Politics, as Usual (Or, What I'm Doing With My Sunday Morning To Take My Mind Off The Cigarettes I Really Want to be Smoking Right Now)

Yeah, so I quit last week with the help of Chantix. It's at once easier and harder than I thought it would be. Harder in the abstract (unless I'm actively reading something that really interests me, cigarettes are basically all I've been thinking about for the past week), easier in practice (when I'm hanging out with smokers, I have no problem declining a smoke--this is because Chantix works by blocking the pleasure-receptors in the brain that nicotine hooks on to. Basically, smoking right now gives me absolutely no pleasure or rush. It's just mechanical--inhaling smoke and blowing it out, which, when you get right down to it, is a gross waste of time, no? But don't get me wrong. I'm incredibly annoyed at this drug for working.) So, I'm going to write a little about politics right now, something I've been avoiding since moving to Iowa; the air has bascially been thick with it since last spring. The Eastern Iowa Gazette, where I had my brief but wonderful obituary-writing stint this summer, had a huge front page story last week headlined (I'm paraphrasing) "Okay, Everyone Is Really Sick of Politics Right Now."
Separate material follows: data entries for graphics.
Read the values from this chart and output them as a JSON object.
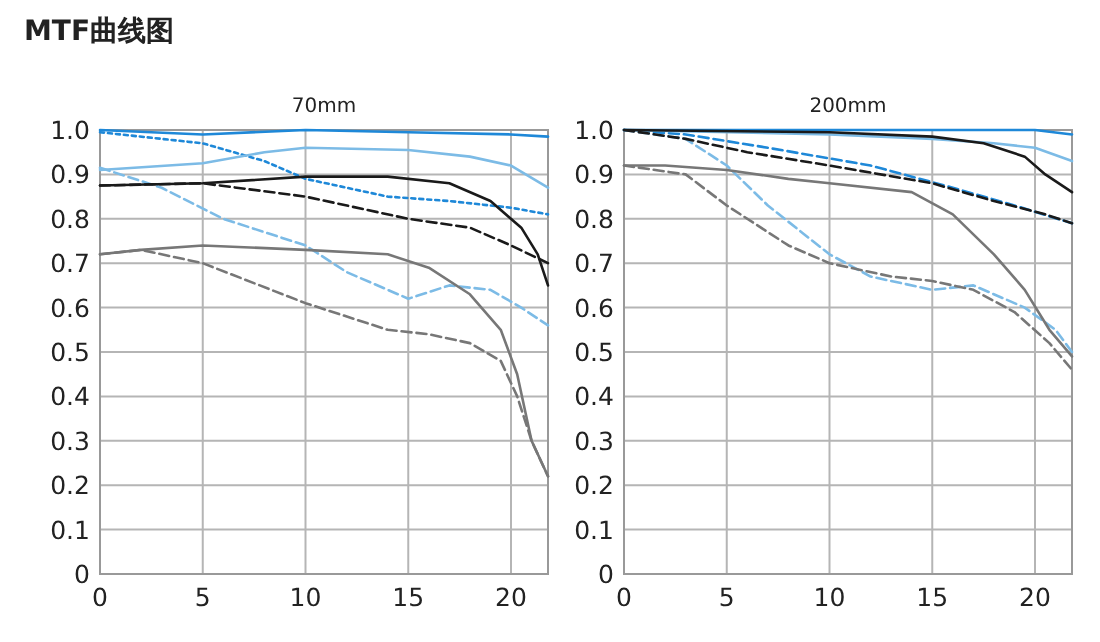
{
  "chart_data": [
    {
      "type": "line",
      "title": "70mm",
      "annotations": [
        "MTF曲线图"
      ],
      "xlim": [
        0,
        21.8
      ],
      "xticks": [
        0,
        5,
        10,
        15,
        20
      ],
      "ylim": [
        0,
        1
      ],
      "yticks": [
        0,
        0.1,
        0.2,
        0.3,
        0.4,
        0.5,
        0.6,
        0.7,
        0.8,
        0.9,
        {
          "value": 1,
          "label": "1.0"
        }
      ],
      "grid": true,
      "series": [
        {
          "color": "#1e88d8",
          "line_style": "solid",
          "x": [
            0,
            5,
            10,
            15,
            20,
            21.8
          ],
          "values": [
            1.0,
            0.99,
            1.0,
            0.995,
            0.99,
            0.985
          ]
        },
        {
          "color": "#1e88d8",
          "line_style": "dotted",
          "x": [
            0,
            5,
            8,
            10,
            14,
            17,
            20,
            21.8
          ],
          "values": [
            0.995,
            0.97,
            0.93,
            0.89,
            0.85,
            0.84,
            0.825,
            0.81
          ]
        },
        {
          "color": "#7cbbe6",
          "line_style": "solid",
          "x": [
            0,
            5,
            8,
            10,
            15,
            18,
            20,
            21.8
          ],
          "values": [
            0.91,
            0.925,
            0.95,
            0.96,
            0.955,
            0.94,
            0.92,
            0.87
          ]
        },
        {
          "color": "#7cbbe6",
          "line_style": "dashed",
          "x": [
            0,
            3,
            6,
            10,
            12,
            15,
            17,
            19,
            20.5,
            21.8
          ],
          "values": [
            0.915,
            0.87,
            0.8,
            0.74,
            0.68,
            0.62,
            0.65,
            0.64,
            0.6,
            0.56
          ]
        },
        {
          "color": "#1a1a1a",
          "line_style": "solid",
          "x": [
            0,
            5,
            10,
            14,
            17,
            19,
            20.5,
            21.3,
            21.8
          ],
          "values": [
            0.875,
            0.88,
            0.895,
            0.895,
            0.88,
            0.84,
            0.78,
            0.72,
            0.65
          ]
        },
        {
          "color": "#1a1a1a",
          "line_style": "dashed",
          "x": [
            0,
            5,
            10,
            15,
            18,
            20,
            21.8
          ],
          "values": [
            0.875,
            0.88,
            0.85,
            0.8,
            0.78,
            0.74,
            0.7
          ]
        },
        {
          "color": "#777777",
          "line_style": "solid",
          "x": [
            0,
            2,
            5,
            10,
            14,
            16,
            18,
            19.5,
            20.3,
            21,
            21.8
          ],
          "values": [
            0.72,
            0.73,
            0.74,
            0.73,
            0.72,
            0.69,
            0.63,
            0.55,
            0.45,
            0.3,
            0.22
          ]
        },
        {
          "color": "#777777",
          "line_style": "dashed",
          "x": [
            0,
            2,
            5,
            10,
            14,
            16,
            18,
            19.5,
            20.3,
            21,
            21.8
          ],
          "values": [
            0.72,
            0.73,
            0.7,
            0.61,
            0.55,
            0.54,
            0.52,
            0.48,
            0.4,
            0.3,
            0.22
          ]
        }
      ]
    },
    {
      "type": "line",
      "title": "200mm",
      "xlim": [
        0,
        21.8
      ],
      "xticks": [
        0,
        5,
        10,
        15,
        20
      ],
      "ylim": [
        0,
        1
      ],
      "yticks": [
        0,
        0.1,
        0.2,
        0.3,
        0.4,
        0.5,
        0.6,
        0.7,
        0.8,
        0.9,
        {
          "value": 1,
          "label": "1.0"
        }
      ],
      "grid": true,
      "series": [
        {
          "color": "#1e88d8",
          "line_style": "solid",
          "x": [
            0,
            10,
            20,
            21.8
          ],
          "values": [
            1.0,
            1.0,
            1.0,
            0.99
          ]
        },
        {
          "color": "#1e88d8",
          "line_style": "dashed",
          "x": [
            0,
            3,
            7,
            12,
            16,
            19,
            21.8
          ],
          "values": [
            1.0,
            0.99,
            0.96,
            0.92,
            0.87,
            0.83,
            0.79
          ]
        },
        {
          "color": "#7cbbe6",
          "line_style": "solid",
          "x": [
            0,
            10,
            15,
            18,
            20,
            21.8
          ],
          "values": [
            1.0,
            0.99,
            0.98,
            0.97,
            0.96,
            0.93
          ]
        },
        {
          "color": "#7cbbe6",
          "line_style": "dashed",
          "x": [
            0,
            3,
            5,
            7,
            10,
            12,
            15,
            17,
            19.5,
            21,
            21.8
          ],
          "values": [
            1.0,
            0.98,
            0.92,
            0.83,
            0.72,
            0.67,
            0.64,
            0.65,
            0.6,
            0.55,
            0.5
          ]
        },
        {
          "color": "#1a1a1a",
          "line_style": "solid",
          "x": [
            0,
            10,
            15,
            17.5,
            19.5,
            20.5,
            21.8
          ],
          "values": [
            1.0,
            0.995,
            0.985,
            0.97,
            0.94,
            0.9,
            0.86
          ]
        },
        {
          "color": "#1a1a1a",
          "line_style": "dashed",
          "x": [
            0,
            3,
            6,
            10,
            15,
            18,
            20.5,
            21.8
          ],
          "values": [
            1.0,
            0.98,
            0.95,
            0.92,
            0.88,
            0.84,
            0.81,
            0.79
          ]
        },
        {
          "color": "#777777",
          "line_style": "solid",
          "x": [
            0,
            2,
            5,
            8,
            10,
            14,
            16,
            18,
            19.5,
            20.7,
            21.8
          ],
          "values": [
            0.92,
            0.92,
            0.91,
            0.89,
            0.88,
            0.86,
            0.81,
            0.72,
            0.64,
            0.55,
            0.49
          ]
        },
        {
          "color": "#777777",
          "line_style": "dashed",
          "x": [
            0,
            3,
            5,
            8,
            10,
            13,
            15,
            17,
            19,
            20.7,
            21.8
          ],
          "values": [
            0.92,
            0.9,
            0.83,
            0.74,
            0.7,
            0.67,
            0.66,
            0.64,
            0.59,
            0.52,
            0.46
          ]
        }
      ]
    }
  ]
}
I don't know what the campaigns are like in the rest of the country (or even in the rest of Iowa--there seem to be a lot of Ron Paul supporters in Des Moines. WTF, Des Moines?) but blue Johnson County is and has been for awhile, in the grips of campaign madness, mostly of the Democrats variety. And though John Edwards seems to be around all the time (here again on Monday to talk about foreign policy) the race locally and nationally is undoubtedly Clinton v. Obama. In fact, with our human love of binary opposites, I really could not envision the race for the Dem. candidate to boil down to any but these two. They are, of course, superfically opposites: a black man, a white woman; an urban community organizer, a wealthy suburban commuter. And certainly of all the Dem. candidates, they have already become iconic--more than the sum of their political parts in the public eye. I would venture to say that even Giuliani, the most iconic of the Rep. candidates, does not have the cult-of-personality pull of these two. Even in the politcally irrelevent University of Iowa homecoming parade, the Clinton and Obama parade blocks were the largest and most vocal.
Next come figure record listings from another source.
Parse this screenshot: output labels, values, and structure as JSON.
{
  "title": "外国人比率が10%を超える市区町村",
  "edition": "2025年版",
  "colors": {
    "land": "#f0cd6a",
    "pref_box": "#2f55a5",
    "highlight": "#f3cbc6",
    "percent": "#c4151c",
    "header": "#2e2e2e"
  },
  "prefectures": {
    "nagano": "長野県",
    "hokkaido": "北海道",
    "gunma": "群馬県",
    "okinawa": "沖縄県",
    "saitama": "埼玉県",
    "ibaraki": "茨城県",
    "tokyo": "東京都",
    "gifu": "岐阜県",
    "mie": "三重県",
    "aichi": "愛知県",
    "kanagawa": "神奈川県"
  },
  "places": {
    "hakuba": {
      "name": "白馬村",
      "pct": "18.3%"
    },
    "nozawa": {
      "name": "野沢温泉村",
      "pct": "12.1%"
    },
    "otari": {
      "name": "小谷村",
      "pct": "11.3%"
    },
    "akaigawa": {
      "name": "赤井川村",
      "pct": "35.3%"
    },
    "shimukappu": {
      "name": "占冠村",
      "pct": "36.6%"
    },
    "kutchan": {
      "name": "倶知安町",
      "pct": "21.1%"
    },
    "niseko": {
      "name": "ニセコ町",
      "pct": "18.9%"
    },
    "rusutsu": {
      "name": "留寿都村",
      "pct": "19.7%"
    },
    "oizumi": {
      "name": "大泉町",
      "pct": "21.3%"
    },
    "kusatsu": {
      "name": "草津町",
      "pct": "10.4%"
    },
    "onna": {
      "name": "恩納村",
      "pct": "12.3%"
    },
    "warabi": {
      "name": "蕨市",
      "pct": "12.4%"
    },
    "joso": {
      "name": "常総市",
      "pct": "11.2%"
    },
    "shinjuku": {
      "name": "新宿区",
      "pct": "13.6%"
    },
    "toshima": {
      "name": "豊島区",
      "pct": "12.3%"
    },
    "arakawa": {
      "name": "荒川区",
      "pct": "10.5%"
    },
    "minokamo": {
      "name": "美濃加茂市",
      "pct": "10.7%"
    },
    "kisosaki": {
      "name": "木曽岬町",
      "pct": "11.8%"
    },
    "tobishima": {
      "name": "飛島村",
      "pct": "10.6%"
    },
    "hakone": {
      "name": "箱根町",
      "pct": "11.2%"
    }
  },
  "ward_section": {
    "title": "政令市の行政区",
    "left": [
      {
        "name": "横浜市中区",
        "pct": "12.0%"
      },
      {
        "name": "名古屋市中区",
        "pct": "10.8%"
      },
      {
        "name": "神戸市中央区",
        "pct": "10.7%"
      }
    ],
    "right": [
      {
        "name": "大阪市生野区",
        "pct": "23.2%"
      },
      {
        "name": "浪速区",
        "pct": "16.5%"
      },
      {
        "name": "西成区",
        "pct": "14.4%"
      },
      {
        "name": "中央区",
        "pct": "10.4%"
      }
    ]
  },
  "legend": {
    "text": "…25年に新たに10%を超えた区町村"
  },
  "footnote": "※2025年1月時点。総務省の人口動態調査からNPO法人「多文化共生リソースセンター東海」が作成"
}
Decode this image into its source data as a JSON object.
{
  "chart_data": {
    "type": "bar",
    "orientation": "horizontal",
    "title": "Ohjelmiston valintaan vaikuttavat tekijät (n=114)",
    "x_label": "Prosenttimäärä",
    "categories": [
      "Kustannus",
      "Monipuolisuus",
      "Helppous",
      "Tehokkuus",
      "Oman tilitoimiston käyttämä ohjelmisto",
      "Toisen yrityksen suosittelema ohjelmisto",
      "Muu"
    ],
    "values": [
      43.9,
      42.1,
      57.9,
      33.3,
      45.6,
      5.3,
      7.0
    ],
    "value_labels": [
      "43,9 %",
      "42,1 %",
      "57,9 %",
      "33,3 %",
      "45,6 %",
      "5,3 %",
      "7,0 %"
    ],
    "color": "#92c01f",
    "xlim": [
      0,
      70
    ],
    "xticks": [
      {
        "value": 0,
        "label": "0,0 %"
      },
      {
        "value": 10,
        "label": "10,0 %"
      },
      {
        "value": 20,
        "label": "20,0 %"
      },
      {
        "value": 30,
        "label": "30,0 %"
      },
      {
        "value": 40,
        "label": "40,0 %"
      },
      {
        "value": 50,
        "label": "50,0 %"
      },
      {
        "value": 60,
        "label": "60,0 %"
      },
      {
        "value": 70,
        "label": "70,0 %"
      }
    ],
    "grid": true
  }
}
But back to binaries: Clinton and Obama have risen to this status perhaps precisely because they've had each other to play off and answer to in debates. While they are surface opposites, they are also ideological opposites (or at least that's what the media would have us believe, and because it's the media asking the questions and writing the stories, this opposition is what's come to pass--certainly Obama and Clinton have similar opinions about most political issues, compared to, say, either one of them vs. Kucinich). In the NYTimes Magazine today, there is an interesting article, written mostly from the Obama side, that supports the simplification of these ideological differences and comes up with this:

Clinton = old school
Obama = new school
Clinton = cynicism
Obama = idealism
Clinton = experience
Obama = inexperience
and, perhaps the simplest of all:
Clinton = fear
Obama = hope.

I mean HOPE is literally one of Obama's campaign posters. But fear...fear rings of Bush and Cheyney. Is Clinton riding our post-9/11 fear? I don't think so. The NYT Mag article points out that she answers questions about war and terrorism in the ways that you'd expect most seasoned campaigning politicians to: with acceptable test-driven rhetoric and careful fence-sitting. Obama, however, is exciting because he dares to say Yes and No. No, I wouldn't use nuclear weapons on Pakistan. Yes, I would meet with leaders of unfriendly nations in the first year of my presidency.
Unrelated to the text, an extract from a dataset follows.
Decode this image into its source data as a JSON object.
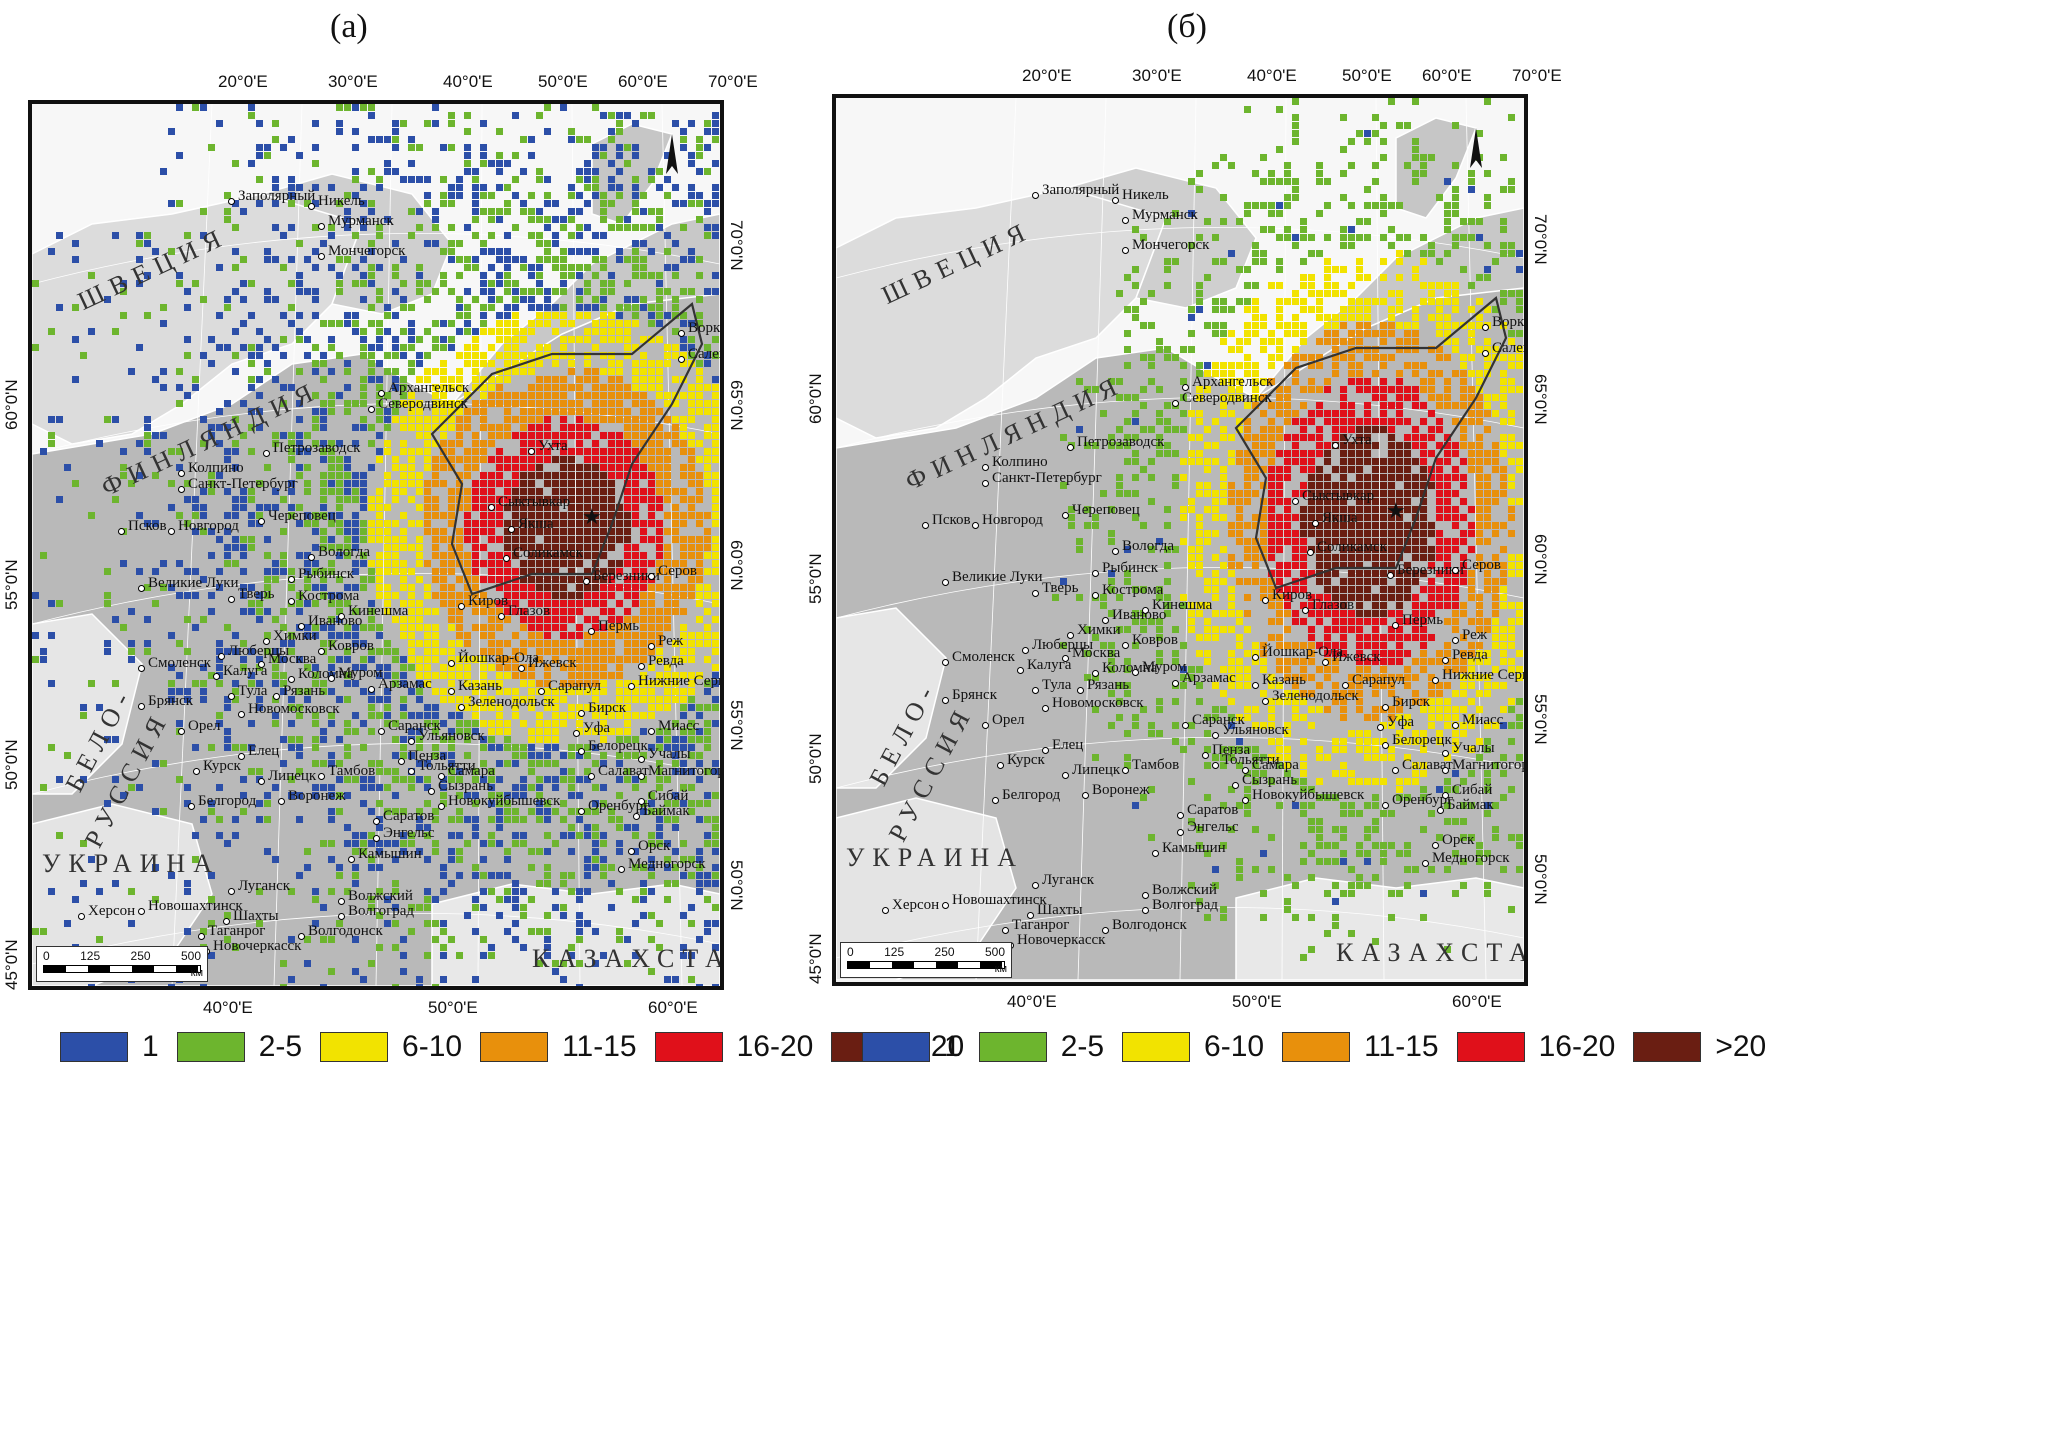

Anyway, I'm rambling (too much coffee this morning) and probably stating the obvious (as I try to keep my fingers typing to distract me from pulling a smoke from the pack a neighbor left sitting on our porch last night) but I really think what this race for the Dem. contender will come down to is not whether people would rather vote for a white woman or a black man, but whether people will vote for someone who is saying the reassuring politician-type things they've been hearing all their lives, or take a chance on someone who seems to have a different outlook. I don't want to overstate this or make it sound so dramatic, but it will, ultimately, be a race about the ideological future of this country, possibly for generations to come. With civilians making no sacrifices during the Iraq War, we're never going to see an organized effort to influence the government through protest or grass roots organizing--there just isn't an incentive for most people, sad as that is to say. Therefore, unfortunately, a change in foreign and domestic policy will have to come from the top, and will only happen if someone is elected who has no stake in the old wars, isn't tied to old financial scandals and lobbies contrary to their stated political beliefs, someone whose "inexperience" may be the only hope for a nation that seems to be slipping day-by-day into an economic and diplomatic abyss.

So anyway, I guess you know who I'm voting for now in the caucuses. Read that NYT article! It's good.